Here is the mathematically proven Knuth shuffle method.
function shuffle(array) {
var tmp, current, top = array.length;
if(top) while(--top) {
current = Math.floor(Math.random() * (top + 1));
tmp = array[current];
array[current] = array[top];
array[top] = tmp;
}
return array;
}
This gives us the following distribution map
[
'1.00', '1.01', '1.03', '0.97', '1.01', '0.95',
'0.96', '0.98', '0.99', '0.99', '0.95', '1.04',
'1.03', '1.03', '0.93', '0.99', '0.96', '0.98',
'0.98', '0.99', '1.04', '1.03', '0.95', '1.03',
'0.97', '0.98', '1.03', '0.95', '0.98', '1.00',
'1.00', '1.02', '1.02', '0.98', '0.99', '1.01',
'1.04', '0.99', '1.02', '1.02', '1.02', '1.02',
'1.00', '0.97', '1.00', '1.00', '0.95', '1.02',
'0.99', '0.98', '0.96', '0.97', '1.02', '1.03',
'1.00', '1.00', '1.03', '1.01', '1.02', '1.04',
'0.98', '1.00', '0.96', '1.04', '0.97', '0.96',
'1.04', '1.04', '0.98', '1.05', '1.00', '1.00',
'1.00', '1.05', '1.01', '1.01', '0.99', '0.98',
'1.01', '1.02', '0.98', '0.96', '1.02', '1.02',
'0.97', '1.04', '1.00', '1.02', '1.01', '1.00',
'1.05', '1.00', '1.06', '1.02', '0.92', '1.01',
'1.04', '0.93', '0.98', '1.01'
]
If we only look at the distribution of one number, the method of random quicksort-ing seems to work in terms of fairness.
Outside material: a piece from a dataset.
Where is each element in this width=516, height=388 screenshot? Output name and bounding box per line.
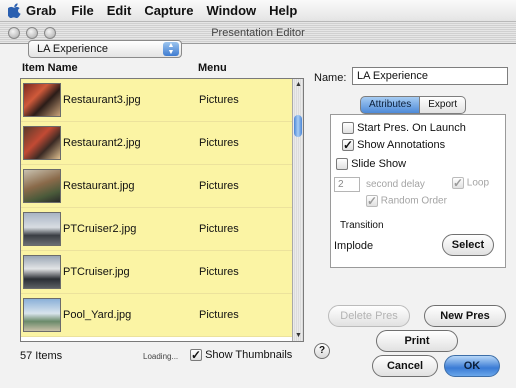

In a future blog post, I will do a more rigorous measurement of the distribution.
I am quite happy at stage to see that my idea is working to a certain degree.
My Second Approach
Rolling back to the interview, after my forbidden spell got, well, forbidden, I switched to another method. This one is intuitive. We pick an random element from the array, remove it and push it to a new array.
const randomArrBySplicePush = () => {
let arr = new Array(100);
arr = [...arr.keys()]
const result = [];
for (let i = 100; i > 0; i--) {
const idx = Math.floor(Math.random() * i);
const [selected] = arr.splice(idx, 1);
result.push(selected);
}
return result;
};
This is also very simple, but no where near the Knuth
method. The performance bottleneck comes from the splice
operation. Since you might need to shift the entire array,
this is a function.
We will be going into measuring performance as well, in another blog post.
Conclusion
V8 uses Tim sort. But if it were to use quicksort, my approach might still work. Some good progress has been made. We will take a deep dive into measuring the distribution and therefore my algorithm’s correctness in Part 2.